2. Go With Experience
There’s always an exception to the rule (see: 2012 Kentucky Wildcats) but typically, experience pays dividends in the NCAA tournament. There are teams that are led by seniors who have been there before and there are teams who rely upon freshmen, who may wilt under the pressure of the limelight. Also, experience with head coaching matters too as guys like Rick Pitino, Roy Williams, Tom Izzo and Mike Krzyzewski are always good choices compared to coaches who simply haven’t done it before.
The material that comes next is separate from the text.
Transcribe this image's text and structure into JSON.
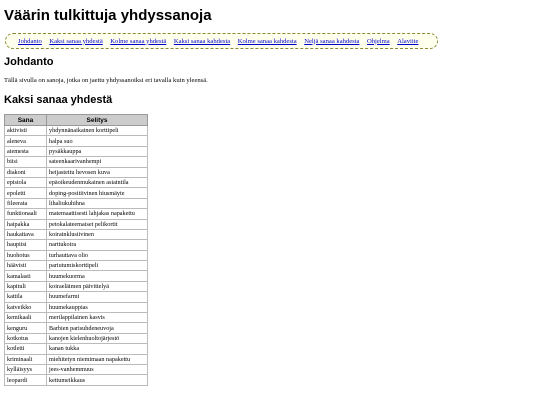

If a team has a Hall of Fame coach on the sidelines, there’s a far smaller chance they’ll be ripe for an early-round upset.
3. Go Easy With Cinderellas
Everyone loves to try and predict the first-round upsets, but take a look at the numbers. The statistics just aren’t on your side. Since 1985, the best double-digit seed winning percentage is the No. 11 and No. 12 seeds, who win 33.9% of the time. No. 13 seeds cash in at 21.4% while everyone else is under 15%. No No. 16 seed has ever won a game.
4. Go With Defense
Teams that play good defense or have a strong defensive foundation tend to go further in the tournament. That means full-court pressure, forcing turnovers and guards that suffocate on the perimeter. It also means above-average rebounding and blocking. NCAA Basketball mathematical whiz Ken Pomeroy can crunch the numbers for you (KenPom.com) and according to him, the 2011 VCU Rams are the only team ever to make it to the Final Four with a ranking of 40-plus in defensive efficiency. Make sure you have a peak at his numbers before you fill out your bracket.
5. Go Do Some Homework
There are 68 teams in the NCAA tournament, which is a lot, but you have to do the research. If you think you’re going to blindly pick winners in a bracket with 68 teams, then you’d be better off playing the lottery and saving your time.
There are a million resources out there from the major news sites, to team reports, to podcasts, to advanced statistics. Make sure you take it all in before you do your bracket. Otherwise, it’s just a guessing game.